Today the United States pauses to remember the lives that were lost in during Sept. 11 terrorist attacks.
This image of the "Tribute in Light" installation, which was designed to evoke the destroyed twin towers and was one of the first memorials to the victims of 9/11, tugs powerfully at a chord in our collective memory.
Although there has been a great deal of coverage about the tenth anniversary of the attacks, one story I haven't seen is an analysis of how we remember those attacks. So I was quite interested in a recent Q&A with John Gabrieli, PhD, who, when he was at Stanford, undertook a large-scale study of how people remembered the attacks. Here's a bit of the MIT News Office release:
Q. How do the emotions experienced during a traumatic event such as 9/11 influence how we recall what happened?

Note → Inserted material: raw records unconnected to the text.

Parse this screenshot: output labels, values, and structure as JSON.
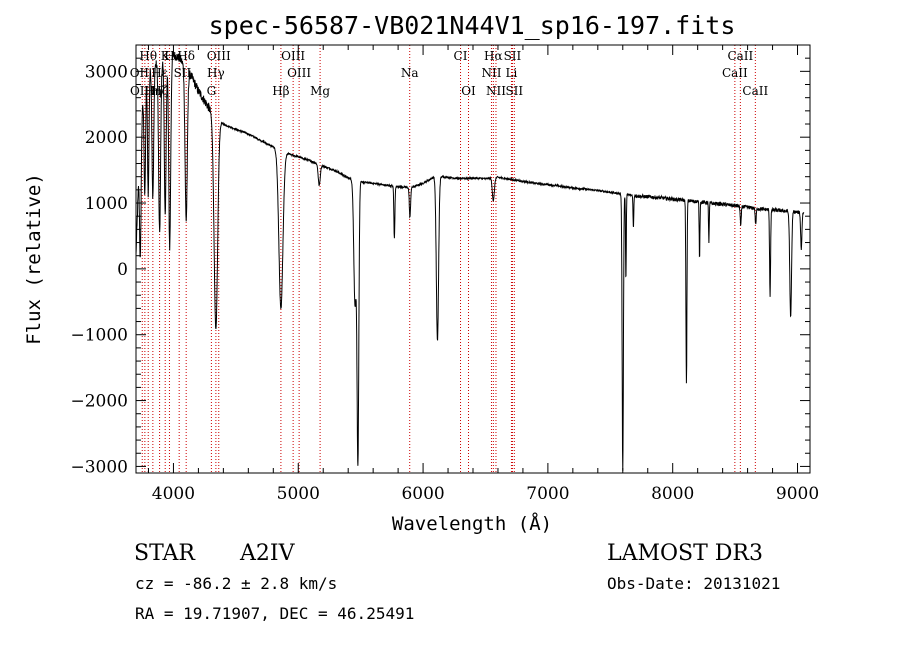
{
  "chart_data": {
    "type": "line",
    "title": "spec-56587-VB021N44V1_sp16-197.fits",
    "xlabel": "Wavelength (Å)",
    "ylabel": "Flux (relative)",
    "xlim": [
      3700,
      9100
    ],
    "ylim": [
      -3100,
      3400
    ],
    "xticks": [
      4000,
      5000,
      6000,
      7000,
      8000,
      9000
    ],
    "yticks": [
      -3000,
      -2000,
      -1000,
      0,
      1000,
      2000,
      3000
    ],
    "continuum": [
      [
        3700,
        200
      ],
      [
        3720,
        1300
      ],
      [
        3750,
        2400
      ],
      [
        3780,
        3000
      ],
      [
        3800,
        3050
      ],
      [
        3850,
        3100
      ],
      [
        3900,
        3150
      ],
      [
        3950,
        3200
      ],
      [
        4000,
        3250
      ],
      [
        4050,
        3200
      ],
      [
        4100,
        3050
      ],
      [
        4150,
        2900
      ],
      [
        4200,
        2700
      ],
      [
        4250,
        2550
      ],
      [
        4300,
        2400
      ],
      [
        4320,
        2300
      ],
      [
        4400,
        2200
      ],
      [
        4500,
        2120
      ],
      [
        4600,
        2050
      ],
      [
        4700,
        1950
      ],
      [
        4800,
        1850
      ],
      [
        4900,
        1760
      ],
      [
        5000,
        1700
      ],
      [
        5100,
        1640
      ],
      [
        5200,
        1560
      ],
      [
        5300,
        1490
      ],
      [
        5400,
        1380
      ],
      [
        5500,
        1320
      ],
      [
        5600,
        1300
      ],
      [
        5700,
        1270
      ],
      [
        5800,
        1250
      ],
      [
        5900,
        1230
      ],
      [
        6000,
        1300
      ],
      [
        6100,
        1410
      ],
      [
        6200,
        1390
      ],
      [
        6300,
        1370
      ],
      [
        6400,
        1380
      ],
      [
        6500,
        1370
      ],
      [
        6600,
        1390
      ],
      [
        6700,
        1360
      ],
      [
        6800,
        1330
      ],
      [
        6900,
        1300
      ],
      [
        7000,
        1280
      ],
      [
        7200,
        1230
      ],
      [
        7400,
        1190
      ],
      [
        7550,
        1150
      ],
      [
        7700,
        1110
      ],
      [
        7900,
        1080
      ],
      [
        8100,
        1040
      ],
      [
        8300,
        1000
      ],
      [
        8500,
        960
      ],
      [
        8700,
        910
      ],
      [
        8900,
        880
      ],
      [
        9050,
        850
      ]
    ],
    "absorption": [
      {
        "center": 3735,
        "depth": 1700,
        "width": 6
      },
      {
        "center": 3771,
        "depth": 1700,
        "width": 6
      },
      {
        "center": 3798,
        "depth": 1900,
        "width": 6
      },
      {
        "center": 3835,
        "depth": 2000,
        "width": 7
      },
      {
        "center": 3889,
        "depth": 2600,
        "width": 8
      },
      {
        "center": 3934,
        "depth": 2400,
        "width": 7
      },
      {
        "center": 3970,
        "depth": 2900,
        "width": 8
      },
      {
        "center": 4102,
        "depth": 2300,
        "width": 9
      },
      {
        "center": 4340,
        "depth": 3200,
        "width": 14
      },
      {
        "center": 4861,
        "depth": 2400,
        "width": 16
      },
      {
        "center": 5168,
        "depth": 320,
        "width": 8
      },
      {
        "center": 5455,
        "depth": 1900,
        "width": 10
      },
      {
        "center": 5478,
        "depth": 4200,
        "width": 7
      },
      {
        "center": 5770,
        "depth": 800,
        "width": 4
      },
      {
        "center": 5895,
        "depth": 450,
        "width": 5
      },
      {
        "center": 6115,
        "depth": 2500,
        "width": 9
      },
      {
        "center": 6563,
        "depth": 350,
        "width": 8
      },
      {
        "center": 7600,
        "depth": 4200,
        "width": 5
      },
      {
        "center": 7625,
        "depth": 1300,
        "width": 3
      },
      {
        "center": 7685,
        "depth": 500,
        "width": 3
      },
      {
        "center": 8110,
        "depth": 2800,
        "width": 4
      },
      {
        "center": 8215,
        "depth": 850,
        "width": 3
      },
      {
        "center": 8290,
        "depth": 600,
        "width": 3
      },
      {
        "center": 8545,
        "depth": 300,
        "width": 4
      },
      {
        "center": 8665,
        "depth": 250,
        "width": 4
      },
      {
        "center": 8780,
        "depth": 1300,
        "width": 4
      },
      {
        "center": 8945,
        "depth": 1600,
        "width": 7
      },
      {
        "center": 9030,
        "depth": 550,
        "width": 5
      }
    ],
    "line_markers": [
      {
        "label": "Hθ",
        "wave": 3798,
        "row": 0
      },
      {
        "label": "K",
        "wave": 3934,
        "row": 0
      },
      {
        "label": "H",
        "wave": 3968,
        "row": 0
      },
      {
        "label": "Hδ",
        "wave": 4102,
        "row": 0
      },
      {
        "label": "OIII",
        "wave": 4363,
        "row": 0
      },
      {
        "label": "OIII",
        "wave": 4959,
        "row": 0
      },
      {
        "label": "CI",
        "wave": 6300,
        "row": 0
      },
      {
        "label": "Hα",
        "wave": 6563,
        "row": 0
      },
      {
        "label": "SII",
        "wave": 6716,
        "row": 0
      },
      {
        "label": "CaII",
        "wave": 8542,
        "row": 0
      },
      {
        "label": "OII",
        "wave": 3727,
        "row": 1
      },
      {
        "label": "Hε",
        "wave": 3889,
        "row": 1
      },
      {
        "label": "SII",
        "wave": 4072,
        "row": 1
      },
      {
        "label": "Hγ",
        "wave": 4340,
        "row": 1
      },
      {
        "label": "OIII",
        "wave": 5007,
        "row": 1
      },
      {
        "label": "Na",
        "wave": 5893,
        "row": 1
      },
      {
        "label": "NII",
        "wave": 6548,
        "row": 1
      },
      {
        "label": "Li",
        "wave": 6708,
        "row": 1
      },
      {
        "label": "CaII",
        "wave": 8498,
        "row": 1
      },
      {
        "label": "OII",
        "wave": 3729,
        "row": 2
      },
      {
        "label": "Hη",
        "wave": 3835,
        "row": 2
      },
      {
        "label": "Hζ",
        "wave": 3889,
        "row": 2
      },
      {
        "label": "G",
        "wave": 4304,
        "row": 2
      },
      {
        "label": "Hβ",
        "wave": 4861,
        "row": 2
      },
      {
        "label": "Mg",
        "wave": 5175,
        "row": 2
      },
      {
        "label": "OI",
        "wave": 6364,
        "row": 2
      },
      {
        "label": "NII",
        "wave": 6584,
        "row": 2
      },
      {
        "label": "SII",
        "wave": 6731,
        "row": 2
      },
      {
        "label": "CaII",
        "wave": 8662,
        "row": 2
      }
    ],
    "marker_extra_lines": [
      3750,
      3771,
      3798,
      3835,
      3889,
      3934,
      3968,
      4046,
      4102,
      4304,
      4340,
      4363,
      4861,
      4959,
      5007,
      5175,
      5893,
      6300,
      6364,
      6548,
      6563,
      6584,
      6708,
      6716,
      6731,
      8498,
      8542,
      8662
    ],
    "info": {
      "object_class": "STAR",
      "subclass": "A2IV",
      "survey": "LAMOST DR3",
      "cz": "cz = -86.2 ± 2.8 km/s",
      "obs_date": "Obs-Date: 20131021",
      "radec": "RA =  19.71907, DEC =  46.25491"
    }
  }
}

A. In general, emotions substantially enhance our memory for experiences. Indeed, there is a brain structure, the amygdala, which seems to be specialized for the enhancement of memory on the basis of emotion and arousal.
But two other aspects of emotionally charged memories have been noted in multiple laboratory and real-life studies. First, the natural focus on the … emotional experience often decreases memory for other aspects of that experience. Second, because the event is so powerful, people are often overconfident that their memory for all aspects of the experience is highly accurate. We may agree that we remember little about Sept. 3, 2001, but we feel we remember a lot about our experience on Sept. 11, 2001, with great certainty.
And, however we may have formed our memories of that day, today our thoughts are with the victims of 9/11 and with the families they left behind.